Mandatory speed limiters to be fitted on UK cars from 2022

All new cars sold in the UK will have to be fitted with a speed limiter to help stay within the speed limit and enhance road safety.

This is a part of The European Commission’s provisional agreement that all new vehicles sold in Europe will be fitted with a speed limiter from July 2022. The 2019/2044 regulation also mandates all new cars that have already launched be fitted with an Intelligent Speed Assist (ISA) by 7th July 2024.

Although the UK is leaving the EU, it is understood that they are likely to adopt the same regulations even after Brexit. The UK has maintained most of the EU laws for new cars.

Why is this deemed an important move?

With around 26,000 road deaths in Europe each year, the European Transport Safety Council (ETSC) has been campaigning for mandatory speed limiters in the belief that this move can help to reduce collisions by 30%.

The European Commission has said the speed limiters (along with other measures included in the legislation) could prevent 140,000 serious road traffic injuries by 2038. Overall, it hopes to cut road deaths to zero by 2050.

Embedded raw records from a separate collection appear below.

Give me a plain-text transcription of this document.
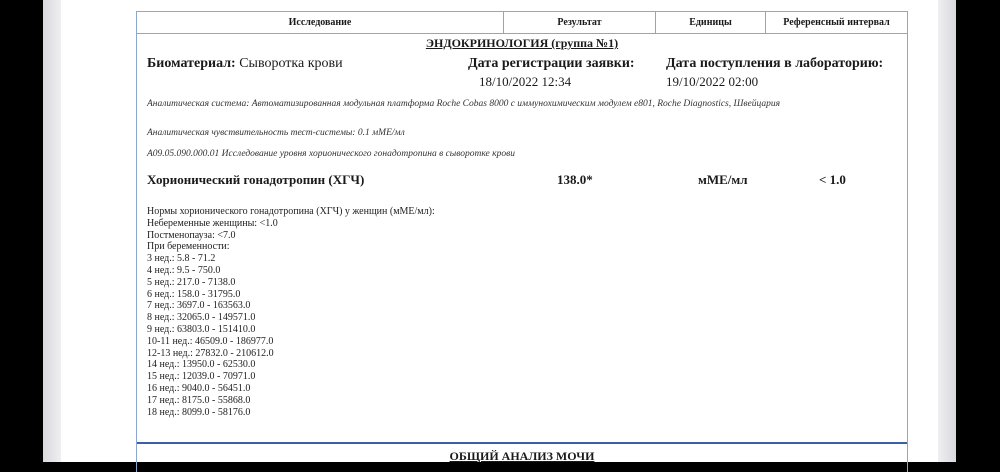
Исследование	Результат	Единицы	Референсный интервал
ЭНДОКРИНОЛОГИЯ (группа №1)
Биоматериал: Сыворотка крови	Дата регистрации заявки:
18/10/2022 12:34
Дата поступления в лабораторию:
19/10/2022 02:00
Аналитическая система: Автоматизированная модульная платформа Roche Cobas 8000 с иммунохимическим модулем e801, Roche Diagnostics, Швейцария
Аналитическая чувствительность тест-системы: 0.1 мМЕ/мл
A09.05.090.000.01 Исследование уровня хорионического гонадотропина в сыворотке крови
Хорионический гонадотропин (ХГЧ)	138.0*	мМЕ/мл	< 1.0
Нормы хорионического гонадотропина (ХГЧ) у женщин (мМЕ/мл):
Небеременные женщины: <1.0
Постменопауза: <7.0
При беременности:
3 нед.: 5.8 - 71.2
4 нед.: 9.5 - 750.0
5 нед.: 217.0 - 7138.0
6 нед.: 158.0 - 31795.0
7 нед.: 3697.0 - 163563.0
8 нед.: 32065.0 - 149571.0
9 нед.: 63803.0 - 151410.0
10-11 нед.: 46509.0 - 186977.0
12-13 нед.: 27832.0 - 210612.0
14 нед.: 13950.0 - 62530.0
15 нед.: 12039.0 - 70971.0
16 нед.: 9040.0 - 56451.0
17 нед.: 8175.0 - 55868.0
18 нед.: 8099.0 - 58176.0
ОБЩИЙ АНАЛИЗ МОЧИ
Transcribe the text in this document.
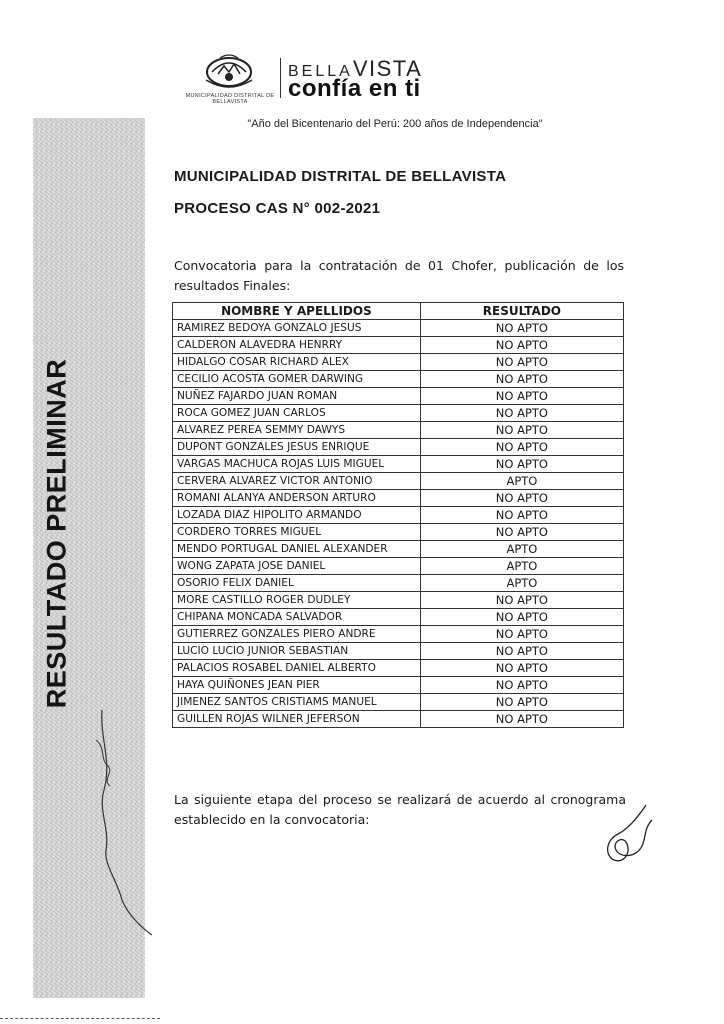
RESULTADO PRELIMINAR
MUNICIPALIDAD DISTRITAL DE BELLAVISTA
BELLAVISTA
confía en ti
"Año del Bicentenario del Perú: 200 años de Independencia"
MUNICIPALIDAD DISTRITAL DE BELLAVISTA
PROCESO CAS N° 002-2021
Convocatoria para la contratación de 01 Chofer, publicación de los resultados Finales:
NOMBRE Y APELLIDOS	RESULTADO
RAMIREZ BEDOYA GONZALO JESUS	NO APTO
CALDERON ALAVEDRA HENRRY	NO APTO
HIDALGO COSAR RICHARD ALEX	NO APTO
CECILIO ACOSTA GOMER DARWING	NO APTO
NUÑEZ FAJARDO JUAN ROMAN	NO APTO
ROCA GOMEZ JUAN CARLOS	NO APTO
ALVAREZ PEREA SEMMY DAWYS	NO APTO
DUPONT GONZALES JESUS ENRIQUE	NO APTO
VARGAS MACHUCA ROJAS LUIS MIGUEL	NO APTO
CERVERA ALVAREZ VICTOR ANTONIO	APTO
ROMANI ALANYA ANDERSON ARTURO	NO APTO
LOZADA DIAZ HIPOLITO ARMANDO	NO APTO
CORDERO TORRES MIGUEL	NO APTO
MENDO PORTUGAL DANIEL ALEXANDER	APTO
WONG ZAPATA JOSE DANIEL	APTO
OSORIO FELIX DANIEL	APTO
MORE CASTILLO ROGER DUDLEY	NO APTO
CHIPANA MONCADA SALVADOR	NO APTO
GUTIERREZ GONZALES PIERO ANDRE	NO APTO
LUCIO LUCIO JUNIOR SEBASTIAN	NO APTO
PALACIOS ROSABEL DANIEL ALBERTO	NO APTO
HAYA QUIÑONES JEAN PIER	NO APTO
JIMENEZ SANTOS CRISTIAMS MANUEL	NO APTO
GUILLEN ROJAS WILNER JEFERSON	NO APTO
La siguiente etapa del proceso se realizará de acuerdo al cronograma establecido en la convocatoria:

In the UK, the national speed limit is 70 mph on motorways and dual carriageways however, many cars go up to 120mph top speed. Police reported 2.2 million speeding offences in 2020, nearly half of these people chose to complete a speed awareness course. Government figures for reported road casualties in Great Britain, show there were an estimated 1,472 reported road deaths and an estimated 23,486 killed or seriously injured casualties in 2020.

What is a speed limiter?

A speed limiter is an ISA, which uses either a video or GPS system to detect speed. It is fitted inside the vehicle and ensures it doesn’t cross a certain speed set by the driver. If they are going too fast, then the vehicle will intervene and slow the vehicle by reducing power to the engine. This does not affect the braking system and if needed for overtaking, it can be overridden by pressing hard on the accelerator.

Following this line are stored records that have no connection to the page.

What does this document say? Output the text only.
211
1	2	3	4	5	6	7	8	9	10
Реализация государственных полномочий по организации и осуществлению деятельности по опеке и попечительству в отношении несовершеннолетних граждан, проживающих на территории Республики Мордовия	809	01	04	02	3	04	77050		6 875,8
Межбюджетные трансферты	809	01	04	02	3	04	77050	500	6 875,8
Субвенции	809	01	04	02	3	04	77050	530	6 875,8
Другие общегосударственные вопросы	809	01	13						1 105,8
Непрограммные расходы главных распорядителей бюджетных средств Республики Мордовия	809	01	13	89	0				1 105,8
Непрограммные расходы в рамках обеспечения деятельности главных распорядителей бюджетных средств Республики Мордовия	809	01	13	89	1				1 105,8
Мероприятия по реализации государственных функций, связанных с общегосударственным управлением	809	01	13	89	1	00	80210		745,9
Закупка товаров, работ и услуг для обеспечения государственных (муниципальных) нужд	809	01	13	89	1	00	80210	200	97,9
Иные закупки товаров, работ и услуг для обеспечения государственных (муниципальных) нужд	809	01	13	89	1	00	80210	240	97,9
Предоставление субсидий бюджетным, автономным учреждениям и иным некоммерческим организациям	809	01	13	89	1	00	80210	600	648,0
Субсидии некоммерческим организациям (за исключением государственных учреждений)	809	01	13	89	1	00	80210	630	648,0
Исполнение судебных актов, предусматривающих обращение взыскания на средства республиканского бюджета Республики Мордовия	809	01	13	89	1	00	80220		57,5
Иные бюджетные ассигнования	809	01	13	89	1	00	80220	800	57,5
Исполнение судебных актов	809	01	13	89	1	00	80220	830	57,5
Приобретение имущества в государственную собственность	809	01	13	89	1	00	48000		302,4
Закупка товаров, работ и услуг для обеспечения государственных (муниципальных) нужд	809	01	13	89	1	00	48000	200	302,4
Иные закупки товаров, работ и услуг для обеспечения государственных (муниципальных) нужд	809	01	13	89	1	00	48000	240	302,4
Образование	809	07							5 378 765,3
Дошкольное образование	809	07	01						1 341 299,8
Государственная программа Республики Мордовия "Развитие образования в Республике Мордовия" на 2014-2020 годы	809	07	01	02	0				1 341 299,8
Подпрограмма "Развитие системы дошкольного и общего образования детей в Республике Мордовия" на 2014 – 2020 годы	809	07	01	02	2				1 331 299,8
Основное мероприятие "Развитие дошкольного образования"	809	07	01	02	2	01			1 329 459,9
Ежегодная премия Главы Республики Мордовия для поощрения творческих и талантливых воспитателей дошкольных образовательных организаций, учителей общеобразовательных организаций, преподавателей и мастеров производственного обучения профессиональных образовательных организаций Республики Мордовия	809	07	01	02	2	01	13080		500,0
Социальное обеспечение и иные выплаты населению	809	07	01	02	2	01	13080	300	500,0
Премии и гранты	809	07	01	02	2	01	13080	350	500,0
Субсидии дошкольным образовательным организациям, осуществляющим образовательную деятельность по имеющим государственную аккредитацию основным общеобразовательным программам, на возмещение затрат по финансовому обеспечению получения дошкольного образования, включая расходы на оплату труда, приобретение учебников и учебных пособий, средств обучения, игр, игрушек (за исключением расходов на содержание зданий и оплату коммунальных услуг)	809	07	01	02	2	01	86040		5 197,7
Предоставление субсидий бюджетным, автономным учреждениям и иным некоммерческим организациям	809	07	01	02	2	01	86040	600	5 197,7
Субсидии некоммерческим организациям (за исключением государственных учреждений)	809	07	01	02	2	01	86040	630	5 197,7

What else is included in the legislation?

There are additional compulsory safety equipment included in the new EU regulations such as autonomous braking system (required for five stars in the Euro NCAP safety crash tests),

data loggers (black box technology), emergency stop signal, driver fatigue detection system, lane keep assist, built-in breathalysers which won’t let you start the car if you fail and reversing sensors or cameras. Many of these systems are already widely available in many cars sold in the UK.

What else can be done to improve driver safety?

Training – Businesses can help to improve driver safety through education by introducing driver safety training for all company vehicle users and the wider business if appropriate.

Policies – Ensure your company policies around driving and vehicle use is clear and well presented. Include your drugs and alcohol policies within this too.

Regular feedback – use technology and feedback to ensure drivers are aware of their driving habits and where they can improve from a speed and safety perspective.